Sleeping update:  Asher had been doing so well (sleeping from 8pm till 7am without interruption and without tears at bedtime) with the room to himself for about 5 days in a row, I decided to move Iris back in.  They have been officially sharing a room again for 3 nights and every morning Asher has been waking up earlier and earlier.  They both go to sleep just fine, without a bit of hassle or complaint or tears, but he is now waking up at 6am again.  And the moment he makes a peep, Iris is immediately yelling for me at the top of her lungs (I don't think she quite comprehends the concept of a baby monitor).  It's tiring and stressful.  So Iris is going to be spending the night tonight at Nana's house to see if without her the boy will yet again sleep in a bit later.  Just an experiment.  I don't know what their deal is.

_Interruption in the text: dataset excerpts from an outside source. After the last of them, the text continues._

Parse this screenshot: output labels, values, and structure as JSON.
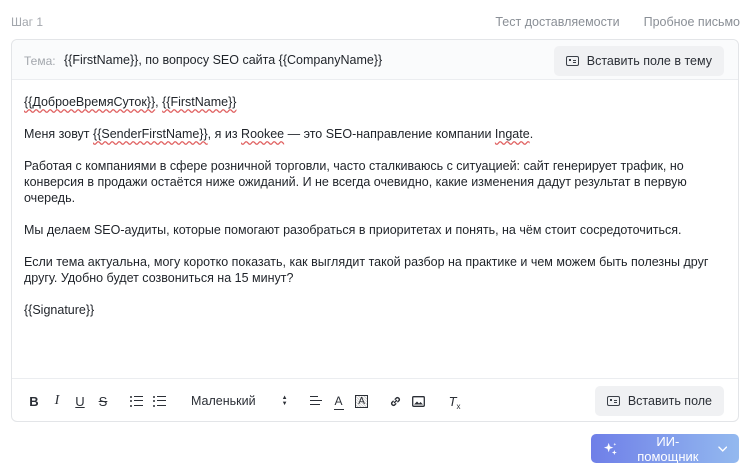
{
  "header": {
    "step": "Шаг 1",
    "links": [
      "Тест доставляемости",
      "Пробное письмо"
    ]
  },
  "subject": {
    "label": "Тема:",
    "value": "{{FirstName}}, по вопросу SEO сайта {{CompanyName}}",
    "insert_button": "Вставить поле в тему"
  },
  "body": {
    "greeting_a": "{{ДоброеВремяСуток}}",
    "greeting_sep": ", ",
    "greeting_b": "{{FirstName}}",
    "p1_pre": "Меня зовут ",
    "p1_sender": "{{SenderFirstName}}",
    "p1_mid": ", я из ",
    "p1_company": "Rookee",
    "p1_post": " — это SEO-направление компании ",
    "p1_ingate": "Ingate",
    "p1_end": ".",
    "p2": "Работая с компаниями в сфере розничной торговли, часто сталкиваюсь с ситуацией: сайт генерирует трафик, но конверсия в продажи остаётся ниже ожиданий. И не всегда очевидно, какие изменения дадут результат в первую очередь.",
    "p3": "Мы делаем SEO-аудиты, которые помогают разобраться в приоритетах и понять, на чём стоит сосредоточиться.",
    "p4": "Если тема актуальна, могу коротко показать, как выглядит такой разбор на практике и чем можем быть полезны друг другу. Удобно будет созвониться на 15 минут?",
    "signature": "{{Signature}}"
  },
  "toolbar": {
    "bold": "B",
    "italic": "I",
    "underline": "U",
    "strike": "S",
    "font_size": "Маленький",
    "font_color": "A",
    "highlight": "A",
    "clear_format": "T",
    "clear_format_x": "x",
    "insert_field": "Вставить поле"
  },
  "ai_assistant": {
    "label": "ИИ-помощник"
  },
  "icons": {
    "field": "field-tag-icon",
    "sparkle": "sparkle-icon",
    "chevron": "chevron-down-icon",
    "link": "link-icon",
    "image": "image-icon"
  },
  "colors": {
    "accent_start": "#6f7fe8",
    "accent_end": "#93b9ef",
    "spell_error": "#e06060"
  }
}
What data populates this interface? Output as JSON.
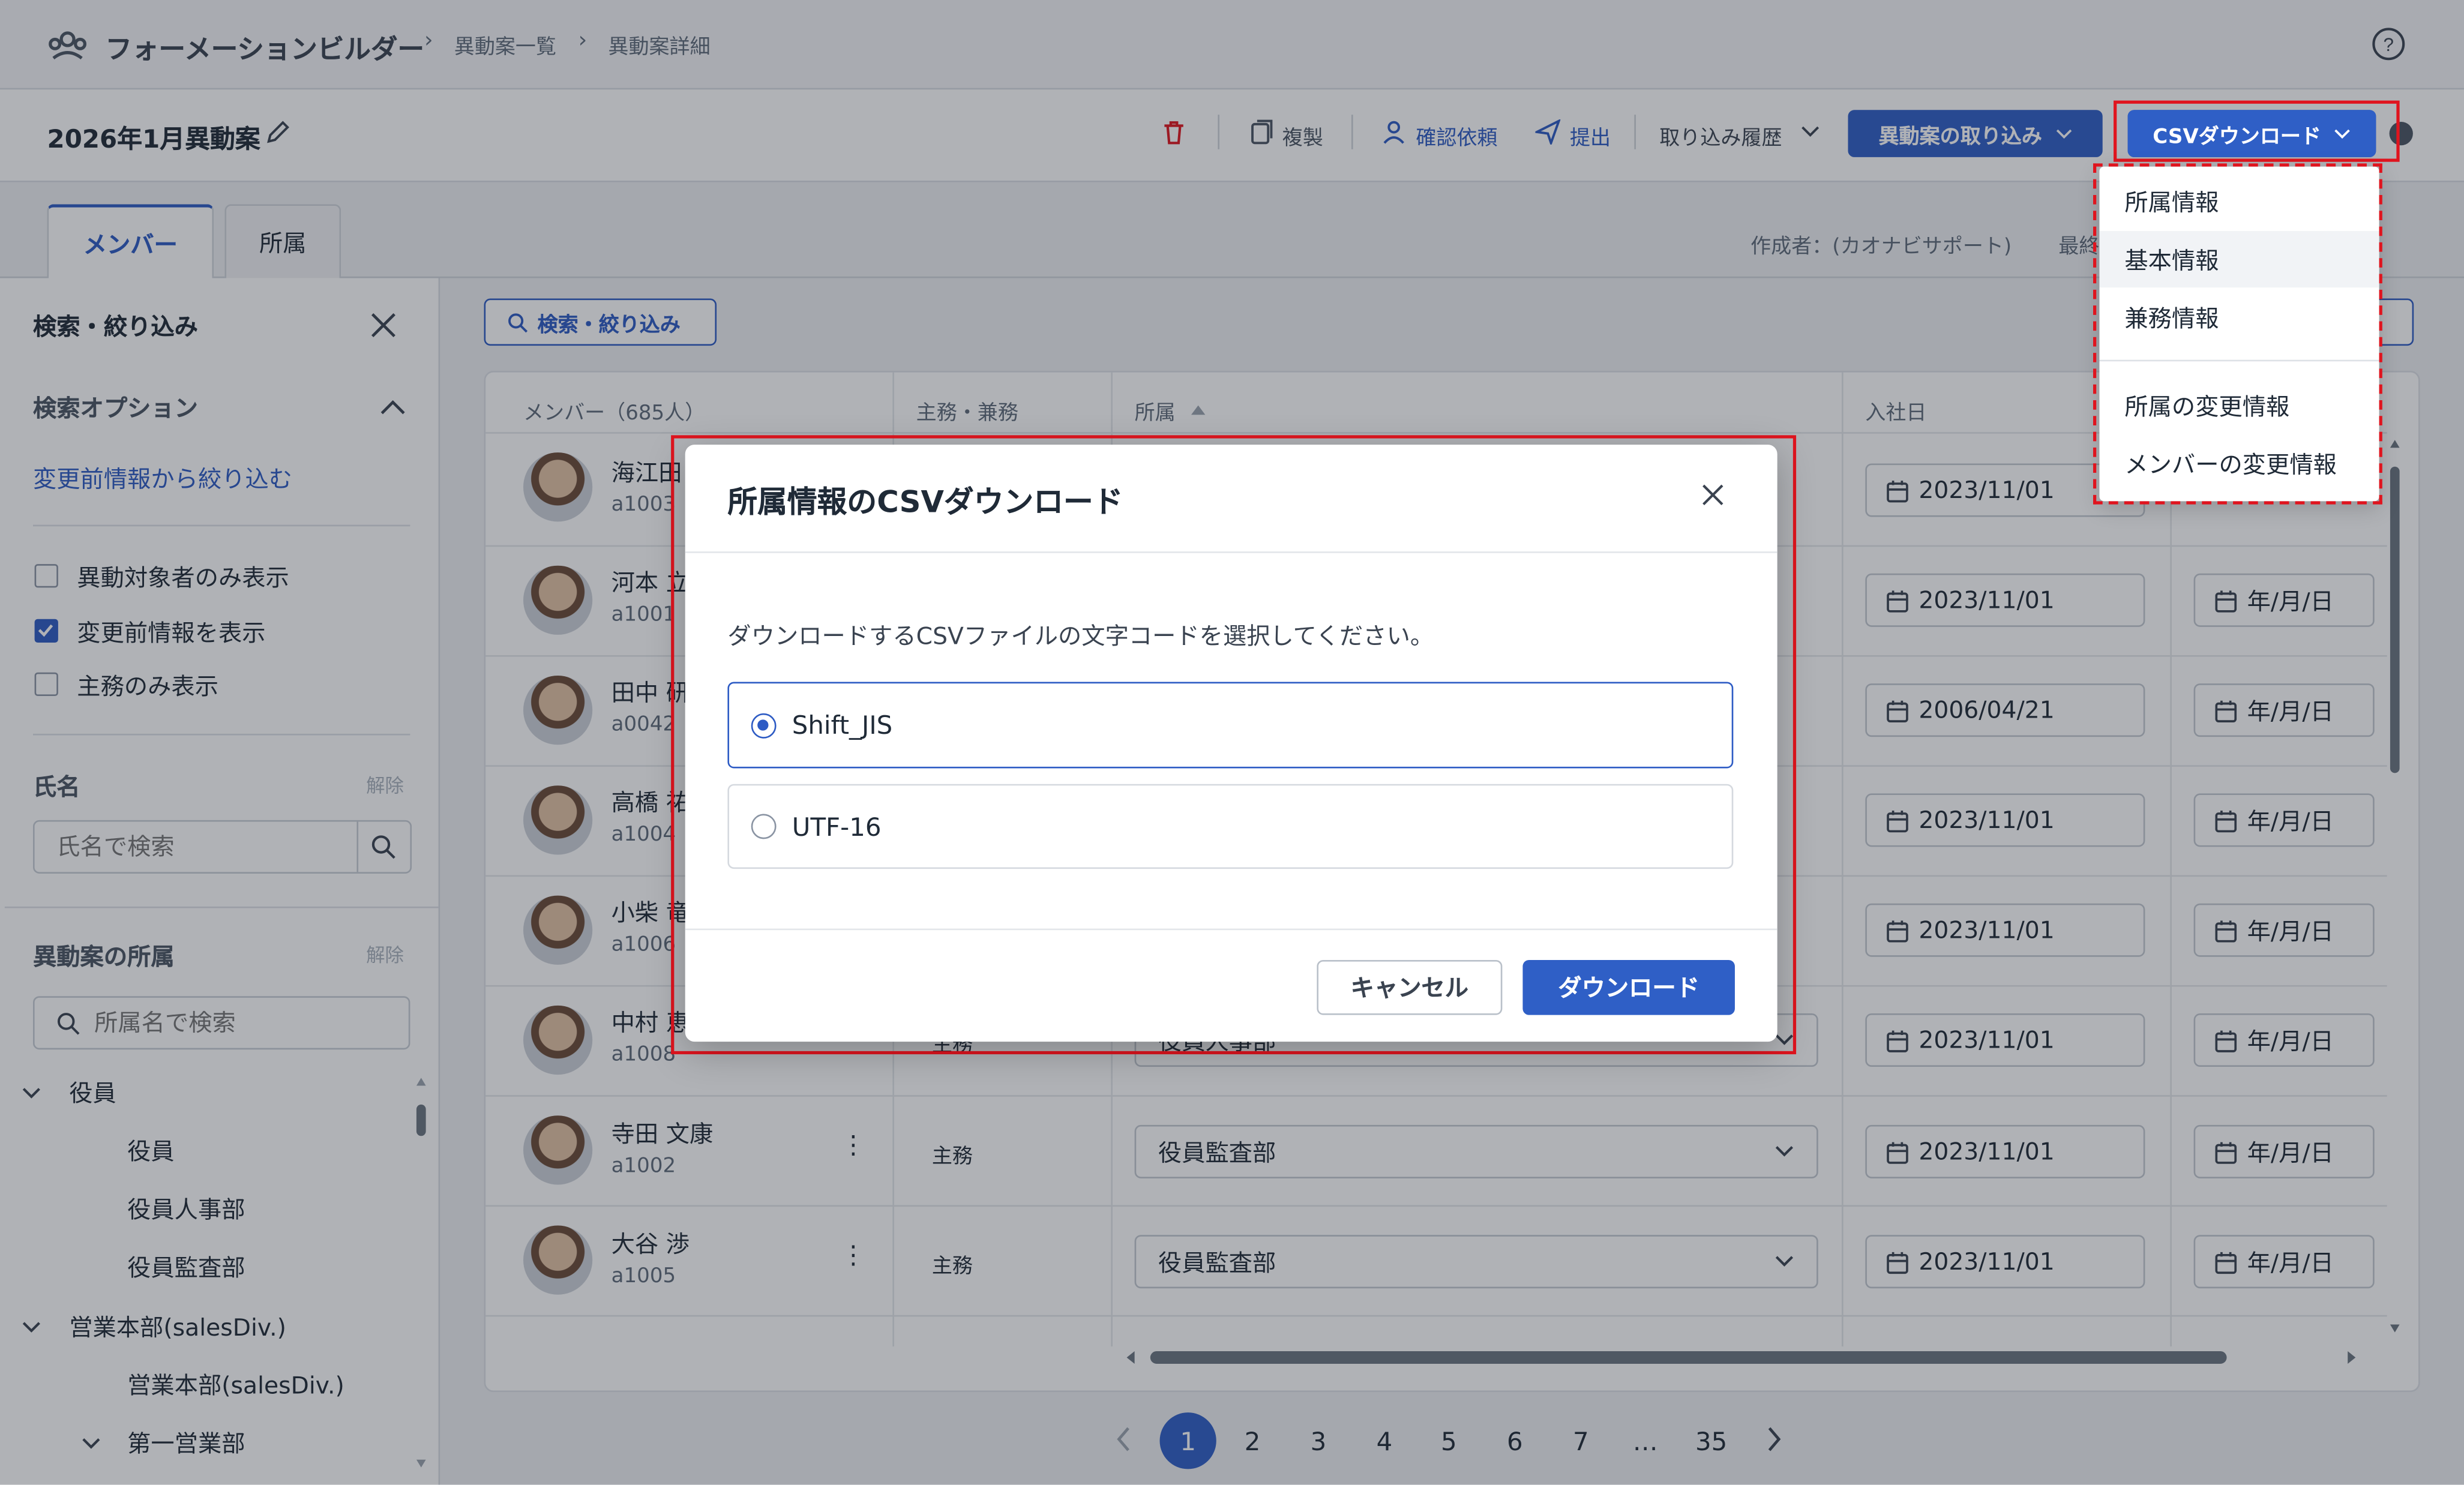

The other day Timm and I took the kids to play at the indoor playground at the mall in Forest Park.  There were a couple of other little girls running around- they seemed to be a touch younger than Iris, but it's tough to tell since Iris is so tall for her age.  Anyway, I overheard Iris introduce herself to the other girls and try to run around with them.  After a few minutes of asking the girls if they wanted to play, asking their names and telling them hers, Iris just froze in one spot, facing the wall, while the other girls ran off.  Then she started crying.  I went over to her, thinking maybe she'd been hurt.   No physical injury.  Instead, for the first time that I can think of, she was emotionally wounded by the other girls, who had apparently been ignoring her request to make friends. 
"I think so they don't like me," she managed through her tears.  "I think so they think I'm bad." 
This was the first time I can think of where her self-esteem was rattled. 
And my heart broke.  I didn't know what to say.  I didn't want to lie and tell her that of course they like you, everybody likes you.  Maybe those girls really didn't like her.  My brain went to mush and all I wanted to do was cry with her, but instead I managed to suggest to her that maybe the other little girls were just shy and too afraid to make new friends right away and that it was a shame because they were really missing out because you are so special and good.
She cares so much and feels so deeply and thinks about everything. 
All I can think about now is how much worse it's going to get as she gets older!  I want her to be strong and confident and self assured- things that I was not when I was growing up.  Things I still struggle with. 

How can I teach her to be strong when these situations make me feel so weak?